10 thoughts on “The Land of the Freaked Out and the Home of the Buffoon

  1. Funny cartoon! Americans are funny people! That said, can you empathize with your fearful neighbors? Even a little bit? We are seeing horrors done in the name of a major world faith. The vast majority of its followers are not in conquest, aggressive, or anything other than peaceful. However, they are silent to denounce this usurpation by a slim minority. Why? The silence is deafening. I suspect this is what raises a red flag to these folks. thanks!

    Like

    • Of course we empathize. But this country, in its fear, rounded up American citizens of Japanese descent in WWII and put them in internment camps. Trump is threatening to do the same with Muslim American citizens. And the Muslim majority has come out and denounced the radical Islamists, repeatedly. I really don’t know what more they can do to change the minds of people who are bent on re-creating a 14th century caliphate. They hold an apocalyptic ideology and we are being sucked right into where they want us.

      Liked by 4 people

    • Would you want to anger them if you lived in their neighborhood?
      The majority of Muslims have denounced the radicals.
      Look at the US, we see the likes of Donald Trump and don’t denounce him.

      Liked by 2 people

    • Considering how people are targeting Muslims, would You write an editorial or speak out? Did you see what happened at that public meeting about building a new Mosque?
      Would you as a minority member speak out?

      Liked by 1 person

    • Considering how people are targeting Muslims, would You write an editorial or speak out? Did you see what happened at that public meeting about building a new Mosque?
      Would you as a minority member speak out?

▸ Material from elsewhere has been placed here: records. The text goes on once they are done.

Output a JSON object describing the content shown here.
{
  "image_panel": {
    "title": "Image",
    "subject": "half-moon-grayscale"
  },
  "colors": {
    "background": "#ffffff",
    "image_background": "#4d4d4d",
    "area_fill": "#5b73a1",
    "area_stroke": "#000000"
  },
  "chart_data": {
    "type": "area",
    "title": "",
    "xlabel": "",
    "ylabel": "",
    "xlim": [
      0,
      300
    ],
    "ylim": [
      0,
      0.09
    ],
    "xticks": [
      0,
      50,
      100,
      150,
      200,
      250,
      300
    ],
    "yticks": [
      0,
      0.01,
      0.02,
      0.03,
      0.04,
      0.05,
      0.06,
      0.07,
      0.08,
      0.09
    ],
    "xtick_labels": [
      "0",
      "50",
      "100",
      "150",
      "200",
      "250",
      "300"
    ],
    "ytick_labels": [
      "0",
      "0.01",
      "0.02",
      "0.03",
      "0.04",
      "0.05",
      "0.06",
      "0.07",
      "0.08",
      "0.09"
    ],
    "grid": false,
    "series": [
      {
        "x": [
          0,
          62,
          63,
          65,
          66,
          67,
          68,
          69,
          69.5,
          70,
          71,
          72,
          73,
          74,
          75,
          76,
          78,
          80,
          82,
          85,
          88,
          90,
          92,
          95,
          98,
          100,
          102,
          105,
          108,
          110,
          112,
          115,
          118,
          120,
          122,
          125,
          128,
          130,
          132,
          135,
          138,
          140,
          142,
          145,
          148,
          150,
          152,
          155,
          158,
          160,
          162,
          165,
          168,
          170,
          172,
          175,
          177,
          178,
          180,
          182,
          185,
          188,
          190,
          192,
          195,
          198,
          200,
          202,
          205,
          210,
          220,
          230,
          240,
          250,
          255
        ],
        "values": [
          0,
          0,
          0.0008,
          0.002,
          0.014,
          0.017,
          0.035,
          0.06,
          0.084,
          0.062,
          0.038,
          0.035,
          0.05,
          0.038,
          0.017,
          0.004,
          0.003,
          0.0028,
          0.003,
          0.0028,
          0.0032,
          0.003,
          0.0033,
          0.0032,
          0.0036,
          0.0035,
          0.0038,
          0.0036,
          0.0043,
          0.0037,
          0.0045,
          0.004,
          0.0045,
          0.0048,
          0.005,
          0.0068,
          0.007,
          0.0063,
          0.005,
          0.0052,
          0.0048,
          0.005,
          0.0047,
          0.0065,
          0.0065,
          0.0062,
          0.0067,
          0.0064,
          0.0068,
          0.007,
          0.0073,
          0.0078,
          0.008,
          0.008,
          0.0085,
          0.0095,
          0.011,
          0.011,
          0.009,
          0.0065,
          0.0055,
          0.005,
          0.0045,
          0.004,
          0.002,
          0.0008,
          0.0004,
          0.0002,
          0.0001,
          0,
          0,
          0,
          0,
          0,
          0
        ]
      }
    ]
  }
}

      Actually, Google Muslim leaders denounce violence. They try, their message not getting out!

      Liked by 3 people

  2. I know I’m focusing on the wrong thing but it’s sad how low our level of conversation has fallen when a major newspaper editorial uses bed-wetting and “big boy pants” as metaphors. Trump isn’t solely responsible for that but he certainly isn’t helping.

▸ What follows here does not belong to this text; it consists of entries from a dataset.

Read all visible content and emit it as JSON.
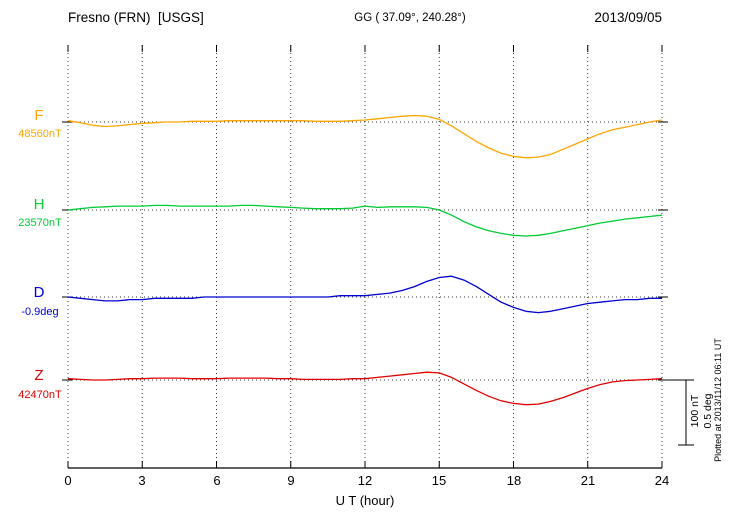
{
  "header": {
    "station": "Fresno (FRN)  [USGS]",
    "gg": "GG ( 37.09°, 240.28°)",
    "date": "2013/09/05"
  },
  "channels": [
    {
      "id": "F",
      "label": "F",
      "baseline_label": "48560nT",
      "color": "#FFA500"
    },
    {
      "id": "H",
      "label": "H",
      "baseline_label": "23570nT",
      "color": "#00CC33"
    },
    {
      "id": "D",
      "label": "D",
      "baseline_label": "-0.9deg",
      "color": "#0000D0"
    },
    {
      "id": "Z",
      "label": "Z",
      "baseline_label": "42470nT",
      "color": "#E00000"
    }
  ],
  "x_axis": {
    "label": "U T (hour)",
    "ticks": [
      "0",
      "3",
      "6",
      "9",
      "12",
      "15",
      "18",
      "21",
      "24"
    ],
    "min": 0,
    "max": 24
  },
  "scale_bar": {
    "nT": "100 nT",
    "deg": "0.5 deg"
  },
  "plotted_note": "Plotted at 2013/11/12 06:11 UT",
  "chart_data": {
    "type": "line",
    "title": "Fresno (FRN) [USGS] magnetogram 2013/09/05",
    "xlabel": "U T (hour)",
    "x_start": 0,
    "x_step": 0.5,
    "x_end": 24,
    "xlim": [
      0,
      24
    ],
    "grid": "dotted vertical lines every 3 hours; dotted horizontal baseline per channel",
    "legend_position": "left margin channel labels",
    "scale_division": {
      "nT": 100,
      "deg": 0.5
    },
    "series": [
      {
        "name": "F",
        "unit": "nT",
        "baseline_value": 48560,
        "color": "#FFA500",
        "offsets": [
          2,
          -1,
          -5,
          -7,
          -6,
          -4,
          -2,
          -1,
          0,
          0,
          1,
          1,
          1,
          2,
          2,
          2,
          2,
          2,
          2,
          2,
          1,
          1,
          1,
          2,
          3,
          5,
          7,
          9,
          10,
          9,
          4,
          -6,
          -18,
          -30,
          -40,
          -48,
          -53,
          -55,
          -54,
          -50,
          -42,
          -34,
          -26,
          -18,
          -12,
          -8,
          -4,
          0,
          3
        ]
      },
      {
        "name": "H",
        "unit": "nT",
        "baseline_value": 23570,
        "color": "#00CC33",
        "offsets": [
          0,
          2,
          4,
          5,
          6,
          6,
          6,
          7,
          7,
          6,
          6,
          6,
          6,
          6,
          7,
          7,
          6,
          5,
          4,
          3,
          2,
          2,
          2,
          3,
          6,
          4,
          5,
          5,
          5,
          4,
          0,
          -8,
          -18,
          -26,
          -32,
          -36,
          -39,
          -40,
          -39,
          -36,
          -32,
          -28,
          -24,
          -20,
          -17,
          -14,
          -12,
          -10,
          -8
        ]
      },
      {
        "name": "D",
        "unit": "deg",
        "baseline_value": -0.9,
        "color": "#0000D0",
        "offsets": [
          0,
          -0.01,
          -0.02,
          -0.03,
          -0.03,
          -0.02,
          -0.02,
          -0.01,
          -0.01,
          -0.01,
          -0.01,
          0,
          0,
          0,
          0,
          0,
          0,
          0,
          0,
          0,
          0,
          0,
          0.01,
          0.01,
          0.01,
          0.02,
          0.03,
          0.05,
          0.08,
          0.12,
          0.15,
          0.16,
          0.13,
          0.08,
          0.02,
          -0.04,
          -0.08,
          -0.11,
          -0.12,
          -0.11,
          -0.09,
          -0.07,
          -0.05,
          -0.04,
          -0.03,
          -0.02,
          -0.02,
          -0.01,
          -0.01
        ]
      },
      {
        "name": "Z",
        "unit": "nT",
        "baseline_value": 42470,
        "color": "#E00000",
        "offsets": [
          2,
          1,
          0,
          0,
          1,
          2,
          2,
          3,
          3,
          3,
          2,
          2,
          2,
          3,
          3,
          3,
          3,
          2,
          2,
          1,
          1,
          1,
          1,
          2,
          2,
          4,
          6,
          8,
          10,
          12,
          11,
          4,
          -6,
          -16,
          -25,
          -32,
          -36,
          -38,
          -37,
          -33,
          -27,
          -20,
          -13,
          -7,
          -3,
          -1,
          0,
          1,
          2
        ]
      }
    ]
  }
}
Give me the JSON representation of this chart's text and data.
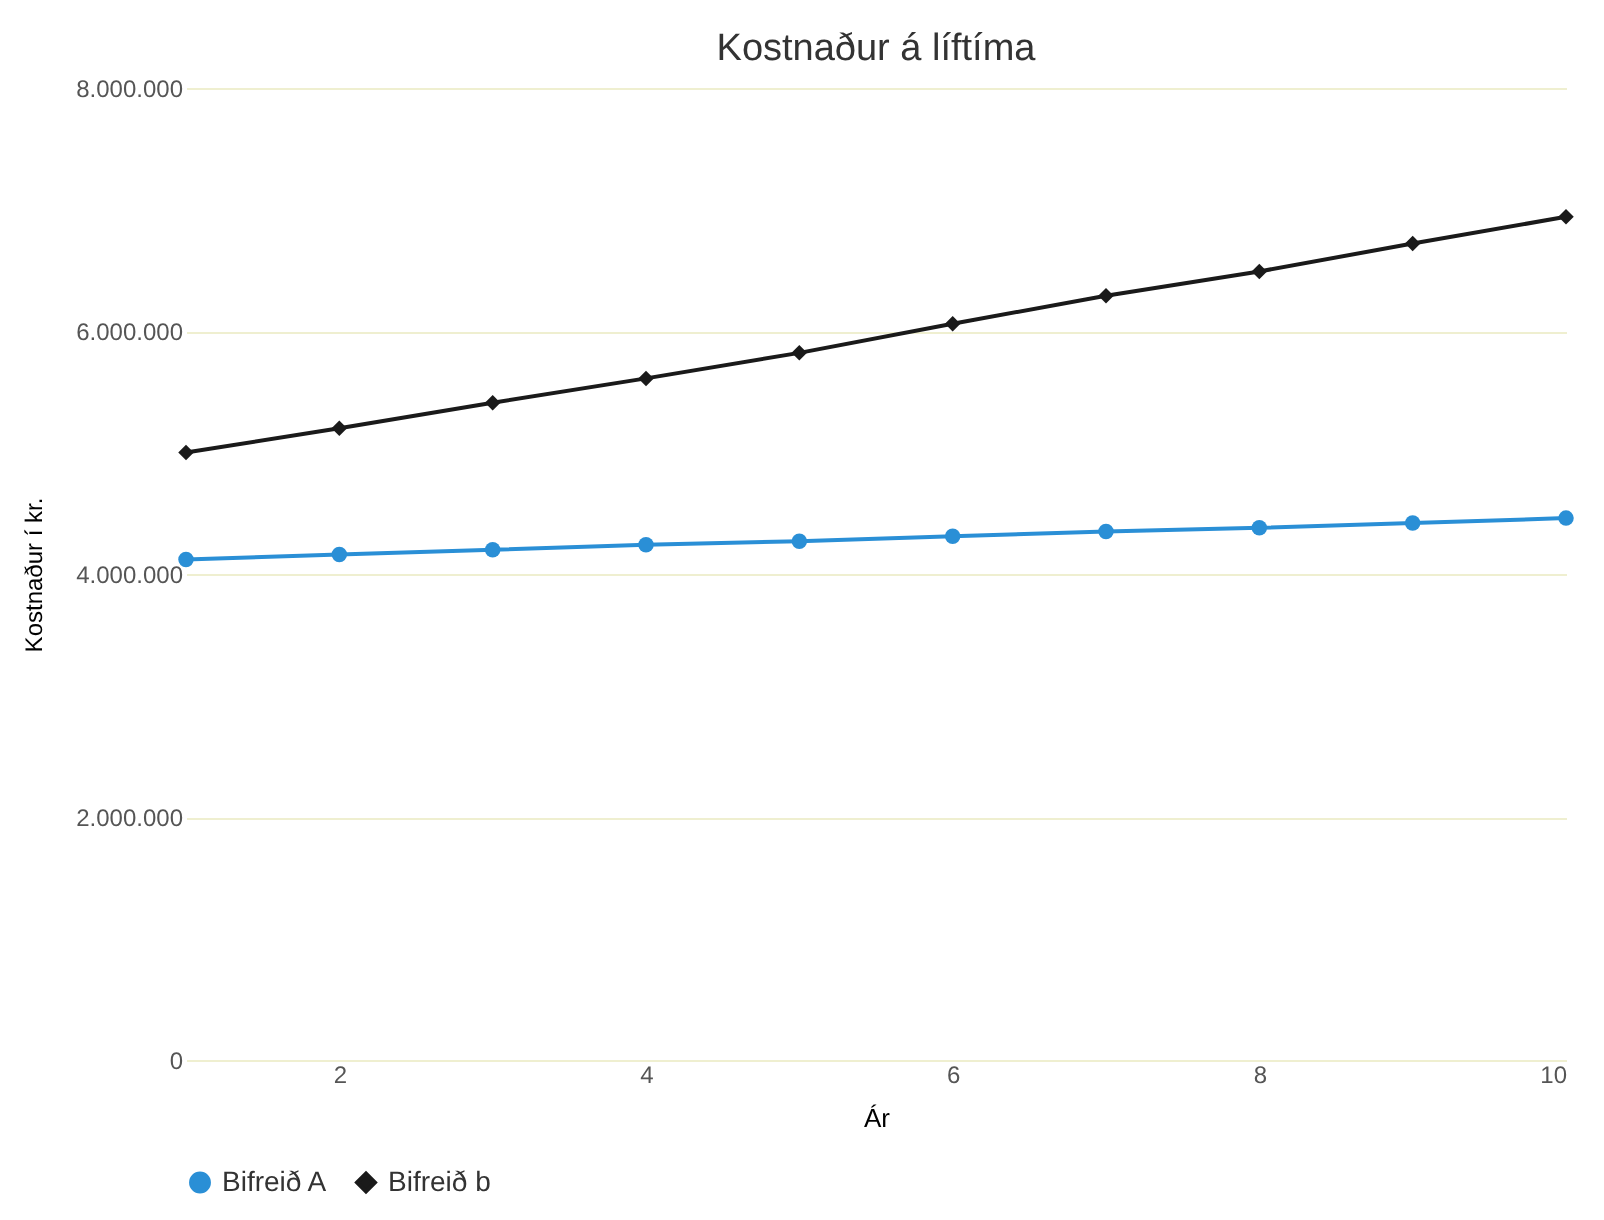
{
  "chart_data": {
    "type": "line",
    "title": "Kostnaður á líftíma",
    "xlabel": "Ár",
    "ylabel": "Kostnaður í kr.",
    "x": [
      1,
      2,
      3,
      4,
      5,
      6,
      7,
      8,
      9,
      10
    ],
    "series": [
      {
        "name": "Bifreið A",
        "color": "#2a8fd6",
        "marker": "circle",
        "values": [
          4120000,
          4160000,
          4200000,
          4240000,
          4270000,
          4310000,
          4350000,
          4380000,
          4420000,
          4460000
        ]
      },
      {
        "name": "Bifreið b",
        "color": "#1a1a1a",
        "marker": "diamond",
        "values": [
          5000000,
          5200000,
          5410000,
          5610000,
          5820000,
          6060000,
          6290000,
          6490000,
          6720000,
          6940000
        ]
      }
    ],
    "xlim": [
      1,
      10
    ],
    "xticks": [
      2,
      4,
      6,
      8,
      10
    ],
    "ylim": [
      0,
      8000000
    ],
    "yticks": [
      {
        "value": 0,
        "label": "0"
      },
      {
        "value": 2000000,
        "label": "2.000.000"
      },
      {
        "value": 4000000,
        "label": "4.000.000"
      },
      {
        "value": 6000000,
        "label": "6.000.000"
      },
      {
        "value": 8000000,
        "label": "8.000.000"
      }
    ],
    "grid": "y",
    "legend": "bottom",
    "line_style": "solid"
  }
}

    As for Muslims and their leaders speaking out, it’s a shame but off the top of my head I couldn’t name a major Islamic figure comparable to, say, the Pope. But there are cases like the Grand Mufti of Saudi Arabia, Abdul-Aziz ibn Abdullah Al ash-Sheikh, who said, “Extremist and militant ideas and terrorism which spread decay on Earth, destroying human civilization, are not in any way part of Islam, but are enemy number one of Islam, and Muslims are their first victims.” And one-hundred and twenty-six Muslim leaders collectively wrote an open letter condemning the Islamic State’s leader. It can be found here:

    http://www.lettertobaghdadi.com/

    And an uncounted number of Muslims worldwide have been participating in a “Burn The ISIS Flag” challenge which has gone viral.

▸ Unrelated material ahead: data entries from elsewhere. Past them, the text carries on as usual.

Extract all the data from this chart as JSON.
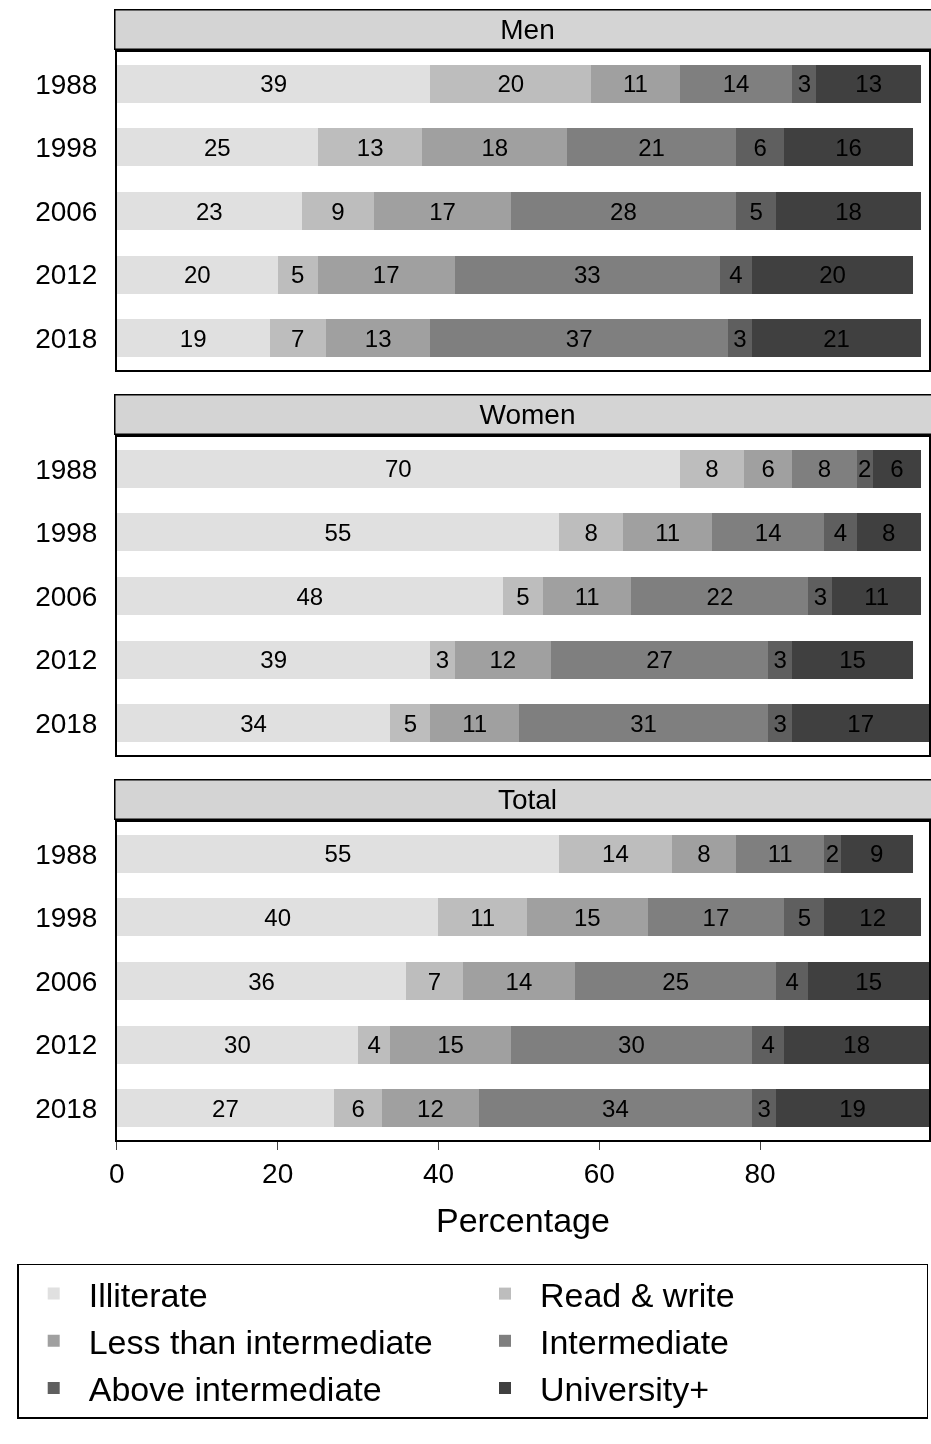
{
  "chart_data": [
    {
      "type": "bar",
      "title": "Men",
      "orientation": "horizontal",
      "stacked": true,
      "data_labels": true,
      "categories": [
        "1988",
        "1998",
        "2006",
        "2012",
        "2018"
      ],
      "xlim": [
        0,
        101
      ],
      "xticks": [
        0,
        20,
        40,
        60,
        80
      ],
      "tick_labels": "y",
      "legend": "bottom",
      "series": [
        {
          "name": "Illiterate",
          "color": "#e0e0e0",
          "values": [
            39,
            25,
            23,
            20,
            19
          ]
        },
        {
          "name": "Read & write",
          "color": "#bdbdbd",
          "values": [
            20,
            13,
            9,
            5,
            7
          ]
        },
        {
          "name": "Less than intermediate",
          "color": "#a0a0a0",
          "values": [
            11,
            18,
            17,
            17,
            13
          ]
        },
        {
          "name": "Intermediate",
          "color": "#7f7f7f",
          "values": [
            14,
            21,
            28,
            33,
            37
          ]
        },
        {
          "name": "Above intermediate",
          "color": "#5f5f5f",
          "values": [
            3,
            6,
            5,
            4,
            3
          ]
        },
        {
          "name": "University+",
          "color": "#404040",
          "values": [
            13,
            16,
            18,
            20,
            21
          ]
        }
      ]
    },
    {
      "type": "bar",
      "title": "Women",
      "orientation": "horizontal",
      "stacked": true,
      "data_labels": true,
      "categories": [
        "1988",
        "1998",
        "2006",
        "2012",
        "2018"
      ],
      "xlim": [
        0,
        101
      ],
      "xticks": [
        0,
        20,
        40,
        60,
        80
      ],
      "tick_labels": "y",
      "series": [
        {
          "color": "#e0e0e0",
          "values": [
            70,
            55,
            48,
            39,
            34
          ]
        },
        {
          "color": "#bdbdbd",
          "values": [
            8,
            8,
            5,
            3,
            5
          ]
        },
        {
          "color": "#a0a0a0",
          "values": [
            6,
            11,
            11,
            12,
            11
          ]
        },
        {
          "color": "#7f7f7f",
          "values": [
            8,
            14,
            22,
            27,
            31
          ]
        },
        {
          "color": "#5f5f5f",
          "values": [
            2,
            4,
            3,
            3,
            3
          ]
        },
        {
          "color": "#404040",
          "values": [
            6,
            8,
            11,
            15,
            17
          ]
        }
      ]
    },
    {
      "type": "bar",
      "title": "Total",
      "xlabel": "Percentage",
      "orientation": "horizontal",
      "stacked": true,
      "data_labels": true,
      "categories": [
        "1988",
        "1998",
        "2006",
        "2012",
        "2018"
      ],
      "xlim": [
        0,
        101
      ],
      "xticks": [
        0,
        20,
        40,
        60,
        80
      ],
      "series": [
        {
          "color": "#e0e0e0",
          "values": [
            55,
            40,
            36,
            30,
            27
          ]
        },
        {
          "color": "#bdbdbd",
          "values": [
            14,
            11,
            7,
            4,
            6
          ]
        },
        {
          "color": "#a0a0a0",
          "values": [
            8,
            15,
            14,
            15,
            12
          ]
        },
        {
          "color": "#7f7f7f",
          "values": [
            11,
            17,
            25,
            30,
            34
          ]
        },
        {
          "color": "#5f5f5f",
          "values": [
            2,
            5,
            4,
            4,
            3
          ]
        },
        {
          "color": "#404040",
          "values": [
            9,
            12,
            15,
            18,
            19
          ]
        }
      ]
    }
  ]
}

    http://www.dailymail.co.uk/news/article-2747644/The-Burn-ISIS-Flag-Challenge-Outraged-Muslims-flood-web-version-Ice-Bucket-Challenge-protest-against-Islamic-State-barbarism.html

    Then again “gone viral” is a relative term. It’s kind of sad how little reporting there’s been. Maybe that speaks to why Waleed Abdel Razek, an Egyptian who was in Paris who took a break from helping his brother who’s undergoing cancer treatment to go to a soccer game, was initially assumed by the media to be a terrorist when he was found unconscious and badly injured outside the stadium.